The Guía is simply a register of all items microfilmed in Honduras by the Mobile Microfilm Unit of UNESCO in cooperation with the Comisión de Historia of the Instituto Panamericano de Geografía e Historia. It is the third such guide to be published (the first is a general guide, and the second is on Barbados). A fourth, on Peru, is in preparation.
In the first fifty-four rolls of the Honduras microfilm are included individual cédulas reales, petitions, judgments, claims, reports, and various legajos with titles and dates. Probably the majority of documents are from Tegucigalpa and Comayagua during the seventeenth and eighteenth centuries. There is none earlier than 1606. Information on Indian relations, piratical incursions, defenses, collection of taxes, sale of offices, slavery, epidemics, and Church-state relations is to be found in quantity, but perhaps the most comprehensive documentary material has to do with mining.
Forty-six additional rolls contain printed material. The microfilm team photographed numerous Honduran newspapers, broadsides, decrees, government reports, and books—principally from the nineteenth century. The scarcity of these items, including even the Gaceta Oficial, in libraries in the United States and Central America, makes this microfilm collection especially valuable.

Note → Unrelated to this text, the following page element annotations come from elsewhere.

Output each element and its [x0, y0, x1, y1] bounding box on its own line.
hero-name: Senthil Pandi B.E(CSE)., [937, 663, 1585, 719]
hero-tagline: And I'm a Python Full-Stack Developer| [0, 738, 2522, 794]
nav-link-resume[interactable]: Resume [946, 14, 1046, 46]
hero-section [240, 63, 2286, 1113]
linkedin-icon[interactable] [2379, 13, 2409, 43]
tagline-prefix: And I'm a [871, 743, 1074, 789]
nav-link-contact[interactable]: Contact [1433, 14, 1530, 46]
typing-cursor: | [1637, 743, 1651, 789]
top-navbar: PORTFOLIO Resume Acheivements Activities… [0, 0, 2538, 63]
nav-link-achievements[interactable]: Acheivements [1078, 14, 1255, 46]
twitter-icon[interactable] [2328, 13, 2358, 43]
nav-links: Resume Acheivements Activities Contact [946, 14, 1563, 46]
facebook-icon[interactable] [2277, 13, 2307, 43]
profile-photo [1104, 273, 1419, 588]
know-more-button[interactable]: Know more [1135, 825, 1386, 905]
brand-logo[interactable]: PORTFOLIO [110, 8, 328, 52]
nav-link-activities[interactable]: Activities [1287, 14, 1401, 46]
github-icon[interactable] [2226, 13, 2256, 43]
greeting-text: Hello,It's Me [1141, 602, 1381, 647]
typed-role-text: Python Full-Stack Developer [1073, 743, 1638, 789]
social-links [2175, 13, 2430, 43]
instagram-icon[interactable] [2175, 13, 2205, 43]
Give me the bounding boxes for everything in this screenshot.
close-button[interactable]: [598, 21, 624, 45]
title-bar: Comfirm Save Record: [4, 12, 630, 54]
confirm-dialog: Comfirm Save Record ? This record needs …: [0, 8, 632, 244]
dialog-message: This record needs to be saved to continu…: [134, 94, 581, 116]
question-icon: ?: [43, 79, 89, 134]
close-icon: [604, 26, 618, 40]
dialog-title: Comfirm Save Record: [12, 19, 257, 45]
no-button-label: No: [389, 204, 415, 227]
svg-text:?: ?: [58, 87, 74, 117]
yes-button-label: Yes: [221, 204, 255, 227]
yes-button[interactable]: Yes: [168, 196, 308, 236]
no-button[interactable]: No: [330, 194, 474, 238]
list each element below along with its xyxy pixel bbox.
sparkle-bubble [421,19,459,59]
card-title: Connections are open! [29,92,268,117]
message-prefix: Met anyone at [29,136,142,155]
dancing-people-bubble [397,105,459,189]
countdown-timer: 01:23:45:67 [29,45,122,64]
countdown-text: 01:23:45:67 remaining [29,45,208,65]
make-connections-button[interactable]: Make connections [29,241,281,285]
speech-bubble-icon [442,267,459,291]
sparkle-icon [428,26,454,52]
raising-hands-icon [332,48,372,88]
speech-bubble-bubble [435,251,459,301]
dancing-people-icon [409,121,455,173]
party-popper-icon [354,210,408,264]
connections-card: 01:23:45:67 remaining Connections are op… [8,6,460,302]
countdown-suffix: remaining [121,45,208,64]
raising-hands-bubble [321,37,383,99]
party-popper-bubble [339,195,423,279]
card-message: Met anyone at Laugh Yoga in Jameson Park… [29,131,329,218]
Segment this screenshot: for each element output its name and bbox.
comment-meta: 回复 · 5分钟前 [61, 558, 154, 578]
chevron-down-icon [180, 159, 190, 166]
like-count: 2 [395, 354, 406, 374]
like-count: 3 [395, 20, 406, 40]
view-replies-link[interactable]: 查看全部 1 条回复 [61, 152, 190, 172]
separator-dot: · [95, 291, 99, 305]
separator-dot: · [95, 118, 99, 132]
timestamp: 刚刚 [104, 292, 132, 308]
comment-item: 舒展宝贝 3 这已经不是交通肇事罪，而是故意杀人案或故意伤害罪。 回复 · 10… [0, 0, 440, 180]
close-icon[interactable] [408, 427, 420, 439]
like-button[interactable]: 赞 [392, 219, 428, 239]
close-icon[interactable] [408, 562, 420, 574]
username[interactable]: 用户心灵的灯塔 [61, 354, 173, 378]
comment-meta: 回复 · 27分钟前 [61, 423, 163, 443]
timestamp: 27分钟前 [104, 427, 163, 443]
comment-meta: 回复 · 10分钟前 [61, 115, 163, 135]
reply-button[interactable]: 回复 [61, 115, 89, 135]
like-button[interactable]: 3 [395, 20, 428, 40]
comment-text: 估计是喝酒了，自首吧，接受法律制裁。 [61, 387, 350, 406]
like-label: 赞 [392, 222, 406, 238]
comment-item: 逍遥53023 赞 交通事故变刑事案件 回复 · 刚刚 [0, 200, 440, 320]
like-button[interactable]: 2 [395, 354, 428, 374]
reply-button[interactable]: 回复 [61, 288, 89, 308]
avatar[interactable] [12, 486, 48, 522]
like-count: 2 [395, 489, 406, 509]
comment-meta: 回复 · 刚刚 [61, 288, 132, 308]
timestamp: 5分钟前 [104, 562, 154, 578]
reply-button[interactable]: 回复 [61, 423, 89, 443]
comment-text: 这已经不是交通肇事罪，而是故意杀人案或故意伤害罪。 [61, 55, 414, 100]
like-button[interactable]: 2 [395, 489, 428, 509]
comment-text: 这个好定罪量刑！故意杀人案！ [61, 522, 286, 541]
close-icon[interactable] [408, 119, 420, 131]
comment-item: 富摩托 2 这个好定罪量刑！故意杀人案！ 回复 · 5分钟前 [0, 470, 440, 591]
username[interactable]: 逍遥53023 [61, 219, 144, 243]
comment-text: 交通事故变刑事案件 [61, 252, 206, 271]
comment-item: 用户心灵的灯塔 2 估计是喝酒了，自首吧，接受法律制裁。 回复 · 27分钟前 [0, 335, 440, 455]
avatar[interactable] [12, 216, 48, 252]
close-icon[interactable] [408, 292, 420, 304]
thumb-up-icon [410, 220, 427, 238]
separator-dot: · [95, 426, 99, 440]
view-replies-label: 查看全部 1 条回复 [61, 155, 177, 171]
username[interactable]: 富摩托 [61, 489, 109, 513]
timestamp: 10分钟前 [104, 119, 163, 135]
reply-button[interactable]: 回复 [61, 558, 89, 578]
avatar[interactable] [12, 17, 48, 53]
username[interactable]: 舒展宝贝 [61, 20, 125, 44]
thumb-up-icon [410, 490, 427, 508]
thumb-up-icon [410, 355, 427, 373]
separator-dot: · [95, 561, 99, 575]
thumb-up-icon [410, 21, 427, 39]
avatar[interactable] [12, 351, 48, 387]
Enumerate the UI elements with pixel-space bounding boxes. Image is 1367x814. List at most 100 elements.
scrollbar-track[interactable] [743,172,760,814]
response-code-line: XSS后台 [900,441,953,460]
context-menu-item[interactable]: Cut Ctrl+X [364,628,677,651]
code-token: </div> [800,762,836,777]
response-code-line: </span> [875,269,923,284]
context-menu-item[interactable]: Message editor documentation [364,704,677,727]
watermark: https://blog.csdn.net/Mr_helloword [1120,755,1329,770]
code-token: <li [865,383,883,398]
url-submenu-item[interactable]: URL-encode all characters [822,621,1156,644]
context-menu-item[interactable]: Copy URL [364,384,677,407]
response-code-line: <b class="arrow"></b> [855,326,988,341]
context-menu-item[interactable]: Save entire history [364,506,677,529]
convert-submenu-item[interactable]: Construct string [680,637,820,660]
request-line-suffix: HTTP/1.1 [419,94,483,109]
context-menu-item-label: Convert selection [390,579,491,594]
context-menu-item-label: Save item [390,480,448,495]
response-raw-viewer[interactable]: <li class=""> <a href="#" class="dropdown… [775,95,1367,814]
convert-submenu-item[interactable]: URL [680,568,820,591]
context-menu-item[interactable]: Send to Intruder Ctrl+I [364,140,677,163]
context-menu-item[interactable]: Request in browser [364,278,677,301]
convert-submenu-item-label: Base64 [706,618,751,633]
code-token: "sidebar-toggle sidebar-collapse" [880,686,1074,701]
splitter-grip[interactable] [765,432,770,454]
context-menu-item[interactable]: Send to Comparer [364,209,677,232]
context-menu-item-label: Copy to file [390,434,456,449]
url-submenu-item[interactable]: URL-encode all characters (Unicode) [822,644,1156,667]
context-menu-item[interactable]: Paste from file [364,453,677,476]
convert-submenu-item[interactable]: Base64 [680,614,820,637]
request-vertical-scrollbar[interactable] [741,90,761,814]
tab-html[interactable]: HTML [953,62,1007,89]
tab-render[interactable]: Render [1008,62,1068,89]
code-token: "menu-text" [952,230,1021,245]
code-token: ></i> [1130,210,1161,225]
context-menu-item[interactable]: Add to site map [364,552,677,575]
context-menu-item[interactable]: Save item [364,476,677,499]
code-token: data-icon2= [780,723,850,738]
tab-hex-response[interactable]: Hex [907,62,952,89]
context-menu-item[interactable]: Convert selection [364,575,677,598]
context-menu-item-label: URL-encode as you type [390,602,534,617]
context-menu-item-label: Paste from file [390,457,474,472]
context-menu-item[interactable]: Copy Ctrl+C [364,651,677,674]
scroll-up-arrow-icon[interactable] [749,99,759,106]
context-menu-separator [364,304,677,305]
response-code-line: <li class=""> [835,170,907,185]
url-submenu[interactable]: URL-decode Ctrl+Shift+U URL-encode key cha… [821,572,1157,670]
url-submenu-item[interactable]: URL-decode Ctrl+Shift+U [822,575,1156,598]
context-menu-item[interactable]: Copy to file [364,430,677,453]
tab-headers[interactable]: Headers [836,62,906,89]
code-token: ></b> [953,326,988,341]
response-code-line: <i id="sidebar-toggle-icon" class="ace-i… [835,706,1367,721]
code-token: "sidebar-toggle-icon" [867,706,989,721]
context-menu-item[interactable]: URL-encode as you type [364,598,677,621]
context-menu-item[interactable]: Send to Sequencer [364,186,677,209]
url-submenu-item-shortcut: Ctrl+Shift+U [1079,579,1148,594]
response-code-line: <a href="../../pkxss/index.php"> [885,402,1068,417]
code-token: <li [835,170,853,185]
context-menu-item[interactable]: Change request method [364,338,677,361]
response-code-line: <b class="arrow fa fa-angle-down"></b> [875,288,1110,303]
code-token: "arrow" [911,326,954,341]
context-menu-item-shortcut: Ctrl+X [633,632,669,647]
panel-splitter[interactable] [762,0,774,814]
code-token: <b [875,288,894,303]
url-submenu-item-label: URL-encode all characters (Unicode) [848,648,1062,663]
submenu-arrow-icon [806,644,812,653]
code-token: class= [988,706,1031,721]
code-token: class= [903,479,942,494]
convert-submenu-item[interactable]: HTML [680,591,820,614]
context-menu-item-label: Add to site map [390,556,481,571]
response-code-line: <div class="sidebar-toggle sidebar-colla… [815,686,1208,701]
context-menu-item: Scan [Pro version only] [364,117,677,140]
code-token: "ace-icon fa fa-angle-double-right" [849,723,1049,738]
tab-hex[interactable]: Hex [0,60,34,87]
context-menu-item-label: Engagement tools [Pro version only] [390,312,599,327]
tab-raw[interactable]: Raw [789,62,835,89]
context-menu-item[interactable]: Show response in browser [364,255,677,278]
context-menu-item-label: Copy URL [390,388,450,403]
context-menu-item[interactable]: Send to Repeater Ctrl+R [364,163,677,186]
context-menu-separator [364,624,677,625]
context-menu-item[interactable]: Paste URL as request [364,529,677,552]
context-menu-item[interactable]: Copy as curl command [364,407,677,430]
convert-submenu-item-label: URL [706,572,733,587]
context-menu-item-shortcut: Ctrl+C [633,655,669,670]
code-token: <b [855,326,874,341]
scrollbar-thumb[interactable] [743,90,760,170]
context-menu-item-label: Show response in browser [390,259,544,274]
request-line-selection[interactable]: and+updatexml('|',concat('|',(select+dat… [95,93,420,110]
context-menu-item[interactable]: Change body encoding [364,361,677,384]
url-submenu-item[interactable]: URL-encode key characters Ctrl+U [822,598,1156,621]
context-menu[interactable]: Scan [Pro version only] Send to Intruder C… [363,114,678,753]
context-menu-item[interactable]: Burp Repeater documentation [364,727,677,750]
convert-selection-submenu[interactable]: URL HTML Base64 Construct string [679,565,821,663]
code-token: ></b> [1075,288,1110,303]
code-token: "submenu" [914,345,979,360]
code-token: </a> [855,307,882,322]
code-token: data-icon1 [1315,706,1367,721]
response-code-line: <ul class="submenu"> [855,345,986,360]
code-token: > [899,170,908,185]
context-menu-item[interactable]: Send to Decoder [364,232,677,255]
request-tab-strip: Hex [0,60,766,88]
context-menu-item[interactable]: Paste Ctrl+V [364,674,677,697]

Unfortunately the foreword and explanation of method are so brief that it is difficult to tell what selectivity, if any, the microfilm team exercised. Apparently everything in the Archivo Nacional was microfilmed, including a few widely scattered Nicaraguan and Costa Rican periodicals and even a few standard works in European history. In the future I should think that the Comisión de Historia would wish to exclude material readily available elsewhere. Also the recruit to Honduran history should be reminded that the microfilming project did not include the archives of the Ministry of Foreign Affairs and other separate government and Church archives.